Native American Day

Native American Day

Native Americans have been a part of the American tradition even before the United States began. However, due to hundreds of years of persecution, much isn’t left of the neighboring tribes and many have integrated into modern society.

Those still in touch with their culture, however, will remember these events and want people to remember it. Native American Day is a holiday aimed at changing the way people view Native Americans.

Learn about Native American Day
As the name indicates, Native American Day pays honor to Native Americans. They are thought to be the first Americans to populate and live in the United States. North Americans had populated the entire North American continent before the first explorers and settlers from Europe came. This was all of the way from the Pacific to the Atlantic, as well as from the northern reaches of Canada to the Gulf of Mexico. It goes without saying that Native Americans play a huge part in the history of the United States, and so it is only right that there is a date to honor them.

This is a day that is celebrated across the United States. It can be celebrated on different dates depending on where in the United States you are based, so it is worth keeping this in mind. For example, in Wisconsin and South Dakota, it falls on the second Monday in October.

However, in Nevada and California, the date is celebrated on the fourth Friday in September. No matter where it is celebrated, though, it is all about paying honor to Native American communities and the cultural contributions they have made to the history of each state and the country as a whole.

The observance of Native American Day focuses on a celebration of the history, heritage, and culture of tribes across the United State.
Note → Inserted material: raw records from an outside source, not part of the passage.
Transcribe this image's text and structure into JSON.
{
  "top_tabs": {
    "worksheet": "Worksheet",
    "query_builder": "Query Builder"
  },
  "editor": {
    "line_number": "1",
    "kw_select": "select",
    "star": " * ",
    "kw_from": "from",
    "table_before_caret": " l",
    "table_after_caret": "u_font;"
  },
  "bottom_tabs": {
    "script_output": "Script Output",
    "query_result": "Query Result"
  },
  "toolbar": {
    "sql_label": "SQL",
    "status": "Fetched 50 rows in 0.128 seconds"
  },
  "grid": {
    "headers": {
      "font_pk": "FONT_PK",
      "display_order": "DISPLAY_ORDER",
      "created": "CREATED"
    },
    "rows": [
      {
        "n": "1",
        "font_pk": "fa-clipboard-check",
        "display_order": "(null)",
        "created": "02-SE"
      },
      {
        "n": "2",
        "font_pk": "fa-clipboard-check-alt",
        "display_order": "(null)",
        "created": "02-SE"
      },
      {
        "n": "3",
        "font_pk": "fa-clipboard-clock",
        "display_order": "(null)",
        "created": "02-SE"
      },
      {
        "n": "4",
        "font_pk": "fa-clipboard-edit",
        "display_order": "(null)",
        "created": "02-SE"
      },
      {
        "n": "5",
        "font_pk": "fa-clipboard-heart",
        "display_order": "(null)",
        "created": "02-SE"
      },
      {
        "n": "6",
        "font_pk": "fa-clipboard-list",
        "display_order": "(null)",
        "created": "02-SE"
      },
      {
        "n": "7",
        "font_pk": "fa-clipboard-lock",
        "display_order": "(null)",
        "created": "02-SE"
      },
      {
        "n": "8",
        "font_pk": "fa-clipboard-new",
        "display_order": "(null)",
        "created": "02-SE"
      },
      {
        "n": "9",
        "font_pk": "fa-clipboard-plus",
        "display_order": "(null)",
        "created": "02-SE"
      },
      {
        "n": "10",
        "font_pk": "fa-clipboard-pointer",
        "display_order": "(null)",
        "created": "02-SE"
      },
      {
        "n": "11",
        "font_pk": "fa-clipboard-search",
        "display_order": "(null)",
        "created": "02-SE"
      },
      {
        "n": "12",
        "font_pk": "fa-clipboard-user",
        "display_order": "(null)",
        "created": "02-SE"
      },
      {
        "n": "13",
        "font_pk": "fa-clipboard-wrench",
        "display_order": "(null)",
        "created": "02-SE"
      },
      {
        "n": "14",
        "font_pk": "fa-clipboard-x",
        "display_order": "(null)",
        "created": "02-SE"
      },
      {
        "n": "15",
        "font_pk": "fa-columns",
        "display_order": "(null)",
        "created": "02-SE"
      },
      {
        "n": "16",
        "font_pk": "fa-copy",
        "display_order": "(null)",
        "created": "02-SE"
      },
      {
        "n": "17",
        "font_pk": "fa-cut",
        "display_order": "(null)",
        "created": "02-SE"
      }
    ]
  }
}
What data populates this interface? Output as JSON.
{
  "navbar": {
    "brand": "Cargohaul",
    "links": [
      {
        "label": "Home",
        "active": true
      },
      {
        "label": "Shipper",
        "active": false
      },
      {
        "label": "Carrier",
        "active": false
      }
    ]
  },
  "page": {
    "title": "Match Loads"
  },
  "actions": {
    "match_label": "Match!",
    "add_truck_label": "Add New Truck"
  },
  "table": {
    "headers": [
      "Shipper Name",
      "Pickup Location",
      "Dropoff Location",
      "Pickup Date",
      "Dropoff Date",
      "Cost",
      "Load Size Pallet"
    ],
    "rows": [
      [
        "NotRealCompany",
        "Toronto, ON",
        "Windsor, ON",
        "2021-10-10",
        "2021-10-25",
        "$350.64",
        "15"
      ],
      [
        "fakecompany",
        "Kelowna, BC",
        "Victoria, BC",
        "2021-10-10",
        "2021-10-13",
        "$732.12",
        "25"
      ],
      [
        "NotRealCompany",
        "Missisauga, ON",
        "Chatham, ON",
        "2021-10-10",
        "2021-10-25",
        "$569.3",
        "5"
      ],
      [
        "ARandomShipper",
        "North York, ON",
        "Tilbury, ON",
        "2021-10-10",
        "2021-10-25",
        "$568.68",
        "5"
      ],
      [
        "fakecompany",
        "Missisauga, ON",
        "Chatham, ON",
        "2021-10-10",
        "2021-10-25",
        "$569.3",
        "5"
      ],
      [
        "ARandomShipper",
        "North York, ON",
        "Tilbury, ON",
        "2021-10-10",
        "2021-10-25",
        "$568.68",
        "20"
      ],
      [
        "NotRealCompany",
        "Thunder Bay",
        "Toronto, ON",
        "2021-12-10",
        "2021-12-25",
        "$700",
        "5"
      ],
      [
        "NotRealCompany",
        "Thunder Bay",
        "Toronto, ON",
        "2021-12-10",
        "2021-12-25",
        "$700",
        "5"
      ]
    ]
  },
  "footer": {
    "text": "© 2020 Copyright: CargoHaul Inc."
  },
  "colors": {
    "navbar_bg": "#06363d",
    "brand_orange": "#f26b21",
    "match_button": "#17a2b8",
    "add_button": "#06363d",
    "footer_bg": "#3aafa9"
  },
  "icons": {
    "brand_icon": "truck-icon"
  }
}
Each diverse nation has its own beliefs, rituals, and traditions. This day is about celebrating the enriching heritage, contributions, and knowledge of Native Americans.

It also serves as a great reminder of their enduring legacy of fortitude, energy, and strength. I think most people would agree that we do not always take enough time to sit back and reflect on what our ancestors have contributed to the world that we live in.
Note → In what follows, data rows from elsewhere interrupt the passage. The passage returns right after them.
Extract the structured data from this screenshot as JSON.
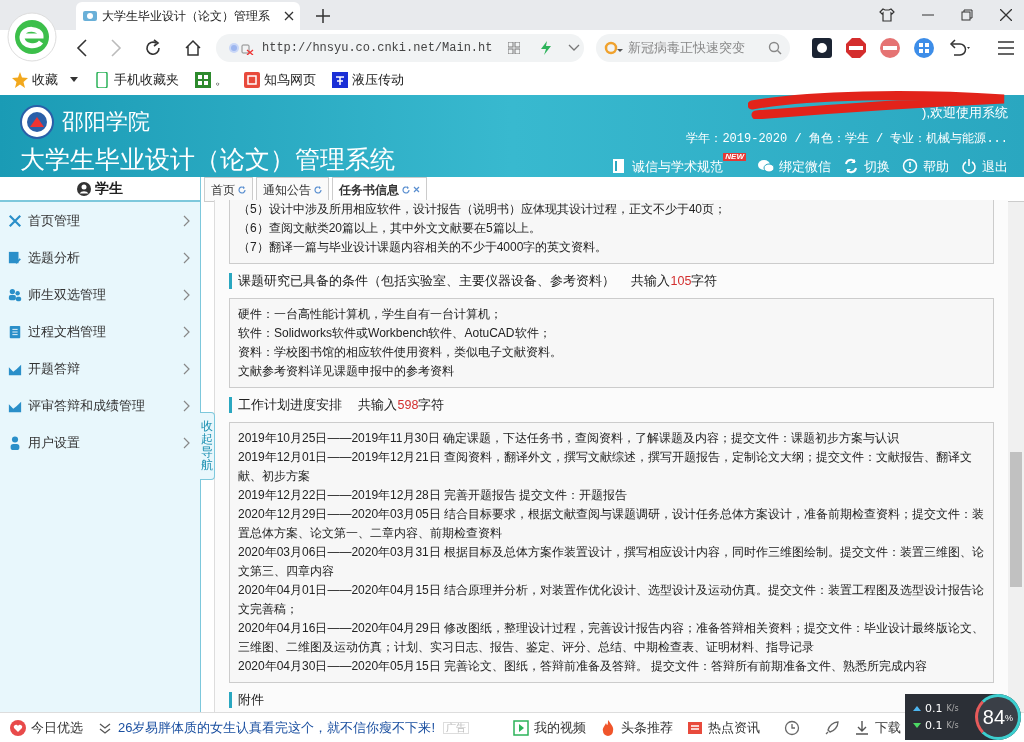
{
  "browser": {
    "tab_title": "大学生毕业设计（论文）管理系",
    "url": "http://hnsyu.co.cnki.net/Main.ht",
    "search_placeholder": "新冠病毒正快速突变",
    "bookmarks": [
      {
        "label": "收藏",
        "kind": "star"
      },
      {
        "label": "手机收藏夹",
        "kind": "phone"
      },
      {
        "label": "。",
        "kind": "grid"
      },
      {
        "label": "知鸟网页",
        "kind": "red"
      },
      {
        "label": "液压传动",
        "kind": "blue"
      }
    ]
  },
  "header": {
    "school": "邵阳学院",
    "system_title": "大学生毕业设计（论文）管理系统",
    "welcome": "),欢迎使用系统",
    "info": "学年：2019-2020 / 角色：学生 / 专业：机械与能源...",
    "links": [
      {
        "label": "诚信与学术规范",
        "kind": "book",
        "badge": "NEW"
      },
      {
        "label": "绑定微信",
        "kind": "wechat"
      },
      {
        "label": "切换",
        "kind": "switch"
      },
      {
        "label": "帮助",
        "kind": "help"
      },
      {
        "label": "退出",
        "kind": "power"
      }
    ]
  },
  "sidebar": {
    "title": "学生",
    "collapse_label": "收起导航",
    "items": [
      {
        "label": "首页管理",
        "kind": "tools"
      },
      {
        "label": "选题分析",
        "kind": "doc"
      },
      {
        "label": "师生双选管理",
        "kind": "people"
      },
      {
        "label": "过程文档管理",
        "kind": "file"
      },
      {
        "label": "开题答辩",
        "kind": "chart"
      },
      {
        "label": "评审答辩和成绩管理",
        "kind": "chart"
      },
      {
        "label": "用户设置",
        "kind": "user"
      }
    ]
  },
  "tabs": [
    {
      "label": "首页",
      "selected": false,
      "closable": false
    },
    {
      "label": "通知公告",
      "selected": false,
      "closable": false
    },
    {
      "label": "任务书信息",
      "selected": true,
      "closable": true
    }
  ],
  "sections": [
    {
      "lines": [
        "（5）设计中涉及所用相应软件，设计报告（说明书）应体现其设计过程，正文不少于40页；",
        "（6）查阅文献类20篇以上，其中外文文献要在5篇以上。",
        "（7）翻译一篇与毕业设计课题内容相关的不少于4000字的英文资料。"
      ]
    },
    {
      "heading": "课题研究已具备的条件（包括实验室、主要仪器设备、参考资料）",
      "count_prefix": "共输入",
      "count": "105",
      "count_suffix": "字符",
      "lines": [
        "硬件：一台高性能计算机，学生自有一台计算机；",
        "软件：Solidworks软件或Workbench软件、AotuCAD软件；",
        "资料：学校图书馆的相应软件使用资料，类似电子文献资料。",
        "文献参考资料详见课题申报中的参考资料"
      ]
    },
    {
      "heading": "工作计划进度安排",
      "count_prefix": "共输入",
      "count": "598",
      "count_suffix": "字符",
      "lines": [
        "2019年10月25日——2019年11月30日 确定课题，下达任务书，查阅资料，了解课题及内容；提交文件：课题初步方案与认识",
        "2019年12月01日——2019年12月21日 查阅资料，翻译外文，撰写文献综述，撰写开题报告，定制论文大纲；提交文件：文献报告、翻译文献、初步方案",
        "2019年12月22日——2019年12月28日 完善开题报告 提交文件：开题报告",
        "2020年12月29日——2020年03月05日 结合目标要求，根据文献查阅与课题调研，设计任务总体方案设计，准备前期检查资料；提交文件：装置总体方案、论文第一、二章内容、前期检查资料",
        "2020年03月06日——2020年03月31日 根据目标及总体方案作装置设计，撰写相应设计内容，同时作三维图绘制。提交文件：装置三维图、论文第三、四章内容",
        "2020年04月01日——2020年04月15日 结合原理并分析，对装置作优化设计、选型设计及运动仿真。提交文件：装置工程图及选型设计报告论文完善稿；",
        "2020年04月16日——2020年04月29日 修改图纸，整理设计过程，完善设计报告内容；准备答辩相关资料；提交文件：毕业设计最终版论文、三维图、二维图及运动仿真；计划、实习日志、报告、鉴定、评分、总结、中期检查表、证明材料、指导记录",
        "2020年04月30日——2020年05月15日 完善论文、图纸，答辩前准备及答辩。 提交文件：答辩所有前期准备文件、熟悉所完成内容"
      ]
    },
    {
      "heading": "附件"
    }
  ],
  "status_bar": {
    "items": [
      {
        "label": "今日优选",
        "kind": "heart"
      },
      {
        "label": "26岁易胖体质的女生认真看完这个，就不信你瘦不下来!",
        "kind": "news"
      },
      {
        "label": "广告",
        "kind": "ad"
      },
      {
        "label": "我的视频",
        "kind": "play"
      },
      {
        "label": "头条推荐",
        "kind": "fire"
      },
      {
        "label": "热点资讯",
        "kind": "hot"
      },
      {
        "label": "下载",
        "kind": "download"
      }
    ]
  },
  "speed_widget": {
    "up": "0.1",
    "down": "0.1",
    "up_unit": "K/s",
    "down_unit": "K/s",
    "percent": "84",
    "percent_sign": "%"
  }
}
History of Native American Day
Native Americans were around long before the Europeans decided to colonize and take over the wild forests and plains of the United States. But while many people consider the Native Americans to be a long-forgotten tradition, Native Americans have a steep root in culture and history that has been cultivating for thousands of years.

From the Inuit tribes of Alaska, the Seneca nations of the Northeast, the Cherokees of the South, to the Navajo of the Southwest, Native Americans exist everywhere with different cultural traditions and hundreds of dialects in their languages. By the time Europeans traveled to America during the 15th century, over 50 million Native Americans lived throughout the continent.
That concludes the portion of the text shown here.